When you see references to ecosystems in a business story, raise the shields. Someone is trying to mess with your mind.
The current Business Week has two good examples. An adulatory story about the "Apple ecosystem" (Welcome to Planet Apple, which ran as Welcome to Apple World in hard copy) describes how the company has built its network of partners. Implicit is Iansiti and Levien's notion that the most influential companies are "keystone species in an ecosystem." As I argued in Eco mumbo jumbo, the analogy is flawed in a long list of ways. For example: species don't choose to be keystones; companies interact vountarily, but one organism consumes another against its will; and biological systems have neither goals nor external regulators, whereas industries have both.
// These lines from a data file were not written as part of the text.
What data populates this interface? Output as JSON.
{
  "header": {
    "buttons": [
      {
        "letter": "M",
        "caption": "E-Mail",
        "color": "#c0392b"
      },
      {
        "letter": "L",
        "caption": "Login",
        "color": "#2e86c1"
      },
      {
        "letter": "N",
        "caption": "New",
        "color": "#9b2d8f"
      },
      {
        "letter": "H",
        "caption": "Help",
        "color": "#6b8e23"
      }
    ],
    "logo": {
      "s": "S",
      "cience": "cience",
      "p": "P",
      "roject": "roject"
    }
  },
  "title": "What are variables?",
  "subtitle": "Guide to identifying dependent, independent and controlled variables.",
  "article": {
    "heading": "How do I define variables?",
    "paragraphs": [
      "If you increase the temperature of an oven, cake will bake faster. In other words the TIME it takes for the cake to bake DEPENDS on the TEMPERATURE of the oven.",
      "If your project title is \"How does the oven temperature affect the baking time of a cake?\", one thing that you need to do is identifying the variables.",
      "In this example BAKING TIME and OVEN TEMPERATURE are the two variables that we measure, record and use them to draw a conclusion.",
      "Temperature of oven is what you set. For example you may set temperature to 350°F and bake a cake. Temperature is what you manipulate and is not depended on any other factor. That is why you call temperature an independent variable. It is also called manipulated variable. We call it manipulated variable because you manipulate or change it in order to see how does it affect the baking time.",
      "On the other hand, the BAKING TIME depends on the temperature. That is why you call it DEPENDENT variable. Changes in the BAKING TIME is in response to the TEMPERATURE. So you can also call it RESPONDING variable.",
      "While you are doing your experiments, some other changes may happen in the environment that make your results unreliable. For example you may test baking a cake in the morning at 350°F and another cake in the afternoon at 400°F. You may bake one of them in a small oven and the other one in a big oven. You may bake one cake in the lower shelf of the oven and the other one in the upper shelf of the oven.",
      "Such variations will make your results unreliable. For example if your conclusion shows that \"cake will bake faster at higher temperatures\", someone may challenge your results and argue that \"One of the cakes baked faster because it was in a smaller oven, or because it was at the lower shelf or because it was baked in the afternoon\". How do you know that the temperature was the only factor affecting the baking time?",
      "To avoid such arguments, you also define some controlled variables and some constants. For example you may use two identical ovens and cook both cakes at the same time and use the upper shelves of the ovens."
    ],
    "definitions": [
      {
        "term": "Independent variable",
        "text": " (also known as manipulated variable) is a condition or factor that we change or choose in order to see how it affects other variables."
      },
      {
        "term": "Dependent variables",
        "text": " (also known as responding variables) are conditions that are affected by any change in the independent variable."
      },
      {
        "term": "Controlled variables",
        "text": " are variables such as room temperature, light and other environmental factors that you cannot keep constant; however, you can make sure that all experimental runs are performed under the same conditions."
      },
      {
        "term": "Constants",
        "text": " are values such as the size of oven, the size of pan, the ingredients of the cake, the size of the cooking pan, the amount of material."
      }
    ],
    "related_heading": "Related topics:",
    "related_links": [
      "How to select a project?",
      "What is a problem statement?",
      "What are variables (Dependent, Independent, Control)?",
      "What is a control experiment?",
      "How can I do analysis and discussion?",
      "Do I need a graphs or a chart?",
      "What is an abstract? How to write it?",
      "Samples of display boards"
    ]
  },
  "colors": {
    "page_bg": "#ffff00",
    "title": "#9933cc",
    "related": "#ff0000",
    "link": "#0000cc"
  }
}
The ecosystem analogy is used unthinkingly in this story, judging by the hodgpodge of other metaphors that are used: "[the] ecosystem has morphed from a sad little high-tech shtetl into a global empire," "[its] new flock of partners," "a gated, elitist community," "the insular world of the Mac," "the Apple orchard . . . is still no Eden." Note, though, that most of them refer to places, with a nod to nature.
To get a sense of what's really going on when the ecosystem metaphor is used, let's look at another story, Look Who's Fighting Patent Reform. Computing companies have been pushing for patent reform on Capitol Hill, but "[t]he past few weeks have brought an unexpected surge of opposition from what one lobbyist calls the 'innovation ecosystem'—a sprawling network of entrepreneurs, venture capitalists, trade groups, drug and medical equipment manufacturers, engineering societies, and research universities." It's a term used by the special pleader. The only substantive resemblance to an ecosystem is that these groups connect to each other in network. The rhetorical benefit, though, is to invoke the commonplace Nature Is Good. Nature is unspoiled, bountiful, self-regulating: the antithesis of concrete-covered recklessly-regulating partisan politicking. Nature is a metaphor that appeals to both sides of the political divide: it's organic, but competitive; it's an inter-related, but dynamic; it's nurturing, but stern in its consequences. It's therefore ideal when trying to put a halo around an otherwise unsympathetic subject.